The facts above plausibly alleged that Usana manifested assent to defendants acting on its behalf. The precise details of the agreement weren’t required at this stage in the litigation. Likewise, the complaint plausibly alleged that defendants consented to act on Usana’s behalf and agreed to be subject to its control. The allegations indicated that defendants voluntarily yielded to Usana’s desires and complied with its directives in order to secure Usana’s financial backing.

The Court need not find that the principal “actually control[s] [the] agent as a prerequisite for establishing a[n] [agency] relationship, rather the principal need only have ‘a right to control the actions of the agent.’ ” The complaint plausibly alleged Usana’s editorial control and that “Usana was clear in its directive that it be awarded the number-one award or else it would withdraw its financial support…. That Usana went so far as to require that Defendants change their entire ratings matrix to ensure Usana received the number-one award is highly suggestive of Usana’s right to control not only Defendants’ end product, but also the manner and methodology of Defendants’ performance.”

The Ninth Circuit recognizes four avenues through which an agency relationship may be established: “actual authority, apparent authority, ratification, and employment (respondeat superior).” Ariix claimed that the first three all applied.

An agent has actual authority to take a certain action when “the agent reasonably believes, in accordance with the principal’s manifestations to the agent, that the principal wishes the agent so to act.” Actual authority is limited to actions “specifically mentioned to be done in a written or oral communication” or “consistent with” a principal’s “general statement of what the agent is supposed to do.” Ratification, on the other hand, occurs when the principal accepts the benefit of the agent’s act either with actual knowledge of the material facts or with “knowledge of facts that would have led a reasonable person to investigate further”—also known as “willful ignorance.”

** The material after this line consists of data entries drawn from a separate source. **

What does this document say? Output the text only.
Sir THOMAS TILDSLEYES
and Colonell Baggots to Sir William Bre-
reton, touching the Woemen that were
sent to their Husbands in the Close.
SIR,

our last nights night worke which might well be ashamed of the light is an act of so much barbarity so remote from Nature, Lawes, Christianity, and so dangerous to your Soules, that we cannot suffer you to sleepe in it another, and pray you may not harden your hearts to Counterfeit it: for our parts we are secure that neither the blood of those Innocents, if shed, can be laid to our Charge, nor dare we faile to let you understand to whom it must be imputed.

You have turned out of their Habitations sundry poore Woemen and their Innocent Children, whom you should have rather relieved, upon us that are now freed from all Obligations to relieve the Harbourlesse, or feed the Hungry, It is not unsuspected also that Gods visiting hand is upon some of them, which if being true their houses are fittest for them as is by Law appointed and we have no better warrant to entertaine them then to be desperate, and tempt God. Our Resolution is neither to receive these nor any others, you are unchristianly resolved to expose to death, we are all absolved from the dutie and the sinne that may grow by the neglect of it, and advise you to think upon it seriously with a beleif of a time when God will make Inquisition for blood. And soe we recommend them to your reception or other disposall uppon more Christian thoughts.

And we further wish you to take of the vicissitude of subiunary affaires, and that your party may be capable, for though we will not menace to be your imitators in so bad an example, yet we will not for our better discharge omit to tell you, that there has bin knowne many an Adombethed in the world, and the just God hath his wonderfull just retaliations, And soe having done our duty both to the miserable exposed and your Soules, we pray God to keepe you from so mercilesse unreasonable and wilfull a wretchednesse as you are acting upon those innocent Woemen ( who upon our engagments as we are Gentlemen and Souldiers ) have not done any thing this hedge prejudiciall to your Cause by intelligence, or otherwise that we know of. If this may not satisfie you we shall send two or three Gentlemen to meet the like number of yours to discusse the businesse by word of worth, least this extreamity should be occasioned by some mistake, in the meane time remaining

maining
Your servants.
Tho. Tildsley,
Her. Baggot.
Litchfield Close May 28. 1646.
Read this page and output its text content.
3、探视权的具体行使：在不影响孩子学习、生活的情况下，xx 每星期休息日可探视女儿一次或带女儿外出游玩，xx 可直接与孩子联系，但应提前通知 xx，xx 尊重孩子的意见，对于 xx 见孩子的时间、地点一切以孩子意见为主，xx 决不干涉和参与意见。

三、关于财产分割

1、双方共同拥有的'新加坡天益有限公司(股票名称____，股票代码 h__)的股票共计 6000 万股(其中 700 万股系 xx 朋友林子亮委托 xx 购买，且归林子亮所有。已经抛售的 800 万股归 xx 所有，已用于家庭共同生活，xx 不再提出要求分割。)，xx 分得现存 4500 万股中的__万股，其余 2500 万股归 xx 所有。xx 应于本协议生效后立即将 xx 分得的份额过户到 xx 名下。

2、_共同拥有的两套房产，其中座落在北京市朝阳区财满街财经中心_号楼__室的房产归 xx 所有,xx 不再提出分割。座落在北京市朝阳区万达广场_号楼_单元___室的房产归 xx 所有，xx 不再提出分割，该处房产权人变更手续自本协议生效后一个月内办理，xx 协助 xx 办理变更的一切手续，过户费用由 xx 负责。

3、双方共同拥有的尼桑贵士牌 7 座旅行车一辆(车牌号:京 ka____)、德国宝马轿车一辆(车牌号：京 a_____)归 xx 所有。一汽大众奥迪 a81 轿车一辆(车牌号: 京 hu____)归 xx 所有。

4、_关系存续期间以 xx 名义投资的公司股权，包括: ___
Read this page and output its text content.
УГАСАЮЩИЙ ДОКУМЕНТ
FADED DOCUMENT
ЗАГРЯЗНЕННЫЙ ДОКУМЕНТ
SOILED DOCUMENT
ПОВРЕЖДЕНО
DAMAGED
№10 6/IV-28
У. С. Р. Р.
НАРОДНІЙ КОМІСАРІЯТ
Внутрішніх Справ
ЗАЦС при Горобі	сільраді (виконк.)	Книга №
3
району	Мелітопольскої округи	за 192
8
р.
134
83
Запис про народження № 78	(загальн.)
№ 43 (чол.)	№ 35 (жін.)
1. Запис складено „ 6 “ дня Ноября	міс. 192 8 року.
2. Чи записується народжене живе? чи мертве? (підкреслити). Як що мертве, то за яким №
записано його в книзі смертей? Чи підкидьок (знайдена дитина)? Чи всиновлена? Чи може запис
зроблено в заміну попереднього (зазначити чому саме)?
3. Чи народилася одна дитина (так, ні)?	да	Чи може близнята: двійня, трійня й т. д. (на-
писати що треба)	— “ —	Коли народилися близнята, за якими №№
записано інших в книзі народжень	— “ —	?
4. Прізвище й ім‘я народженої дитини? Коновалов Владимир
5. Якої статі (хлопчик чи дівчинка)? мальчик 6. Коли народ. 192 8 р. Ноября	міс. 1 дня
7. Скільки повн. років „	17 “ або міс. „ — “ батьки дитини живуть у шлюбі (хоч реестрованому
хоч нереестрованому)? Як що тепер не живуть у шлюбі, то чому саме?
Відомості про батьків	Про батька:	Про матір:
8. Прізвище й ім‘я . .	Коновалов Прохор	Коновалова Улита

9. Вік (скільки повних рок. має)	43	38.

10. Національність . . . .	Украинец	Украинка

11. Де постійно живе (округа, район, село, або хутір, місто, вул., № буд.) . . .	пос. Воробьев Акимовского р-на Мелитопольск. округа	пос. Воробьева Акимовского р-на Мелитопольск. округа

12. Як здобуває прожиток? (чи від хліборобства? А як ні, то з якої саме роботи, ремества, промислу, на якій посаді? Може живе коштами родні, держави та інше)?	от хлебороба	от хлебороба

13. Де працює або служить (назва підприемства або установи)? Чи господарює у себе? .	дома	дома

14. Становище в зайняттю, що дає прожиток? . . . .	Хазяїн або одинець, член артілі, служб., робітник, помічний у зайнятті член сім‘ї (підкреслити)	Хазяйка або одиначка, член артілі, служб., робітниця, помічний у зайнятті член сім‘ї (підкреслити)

The complaint plausibly alleged an agency relationship created through actual authority. “[W]hile the precise details of their agreement remain unknown, including whether Usana’s instructions were written or communicated verbally to Defendants, such facts are appropriate for discovery at a later stage in this litigation.”

The court declined to address whether Ariix’s allegations separately established a plausible conspiracy.